The Temple in 3 Nephi 11
By Hollie Wells
3 Nephi 11 is a very special and often-discussed chapter in the Book of Mormon. It is most often Jesus’s visit starting in verse 8 that is known and discussed from this chapter. However, in my most recent study, the very first few verses stood out to me. This is one of many places in the Book of Mormon where the temple is mentioned. The people are gathered there after the disasters that have devastated the land, and verse one says, ”they were marveling and wondering one with another, and were showing one to another the great and marvelous change which had taken place.”
This change the verse mentions is obviously the physical changes that the earth’s surface underwent. But when I read this, I could not help but think this applies to the change in the hearts, minds, and spirits of modern Saints and what we experience when Jesus Christ comes to us individually. What more fitting place to discuss this change of heart with our fellow disciples than the temple, the House of the Lord? Hopefully, through our covenants, we can also undergo a dramatic and lasting change that leaves us as unrecognizable as the newly-formed land to the native Nephites.
In verse two, it says “they were also conversing about this Jesus Christ, of whom the sign had been given concerning his death.” I hope that when I am at the temple, I am also engaged in thought and conversation about Jesus Christ.
I know that the temple is a quiet place with not much conversation within its walls, but we can discuss what we learn, feel, and experience outside: in our homes, on the grounds, with those learning about the church, at church, or in any gathering of fellow believers.
When we go to the temple to be endowed, we get to have our own 3 Nephi 11 experience. Each covenant-maker or proxy approaches one by one to see and speak with Jesus Christ and feel the prints in His hands and thrust our hand into His side. This is a chapter worth studying in its entirety through a temple-lens.

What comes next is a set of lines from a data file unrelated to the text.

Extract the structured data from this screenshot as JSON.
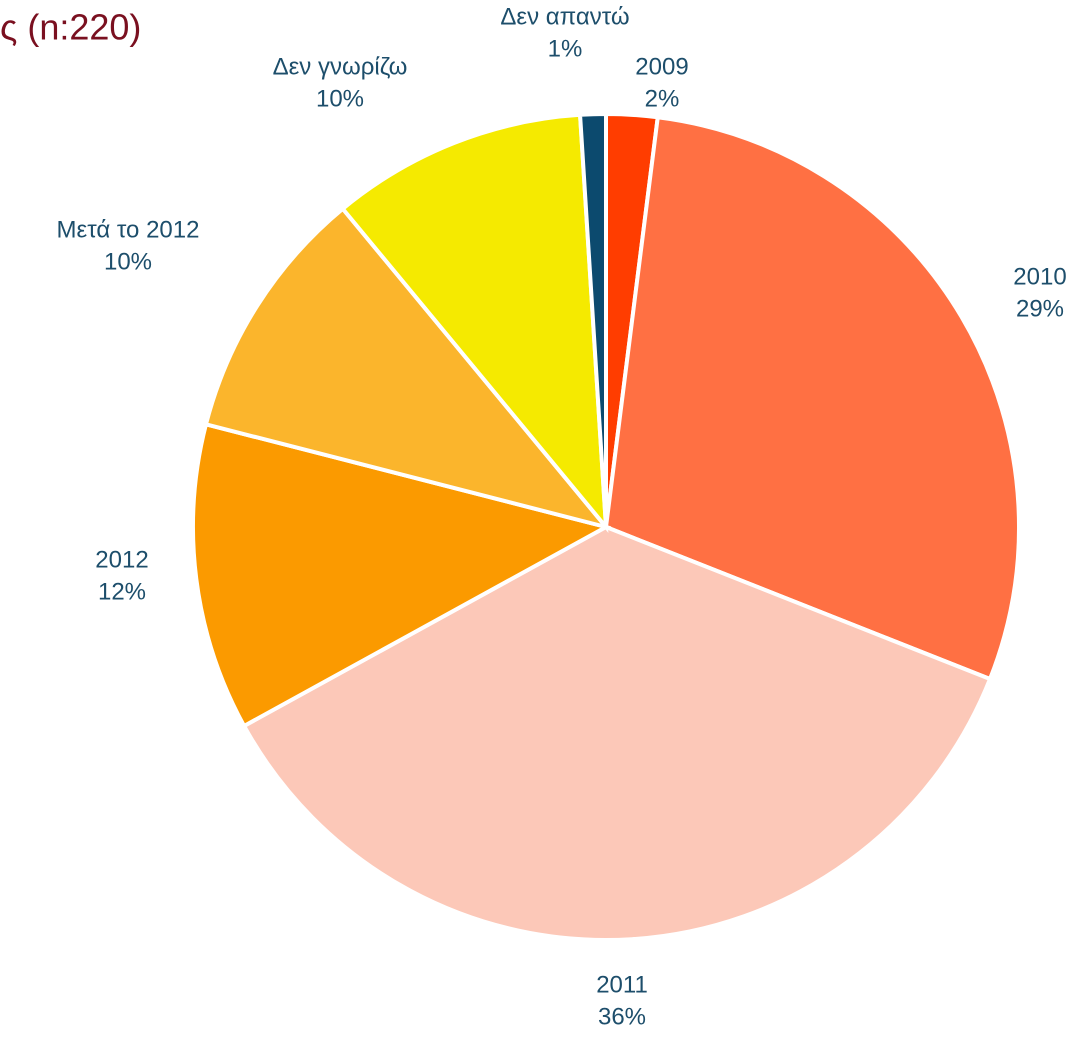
{
  "chart_data": {
    "type": "pie",
    "title": "ς (n:220)",
    "categories": [
      "2009",
      "2010",
      "2011",
      "2012",
      "Μετά το 2012",
      "Δεν γνωρίζω",
      "Δεν απαντώ"
    ],
    "values": [
      2,
      29,
      36,
      12,
      10,
      10,
      1
    ],
    "value_labels": [
      "2%",
      "29%",
      "36%",
      "12%",
      "10%",
      "10%",
      "1%"
    ],
    "colors": [
      "#ff3d00",
      "#ff7043",
      "#fcc8b8",
      "#fb9a00",
      "#fbb52c",
      "#f5ea00",
      "#0c4a6e"
    ]
  }
}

Scholars both inside and outside the church have suggested that the Sermon on the Mount was ancient temple liturgy and it seems fitting that when Jesus came to the temple in Bountiful that he also repeated the things he taught at the Sermon on the Mount in his mortal ministry. D. John Butler just put out a book called In the Language of Adam that talks about this and also builds on the work of Margret Barker (non lds scholar), John Welch, and others. I find their deep dives into the scriptures to be very interesting.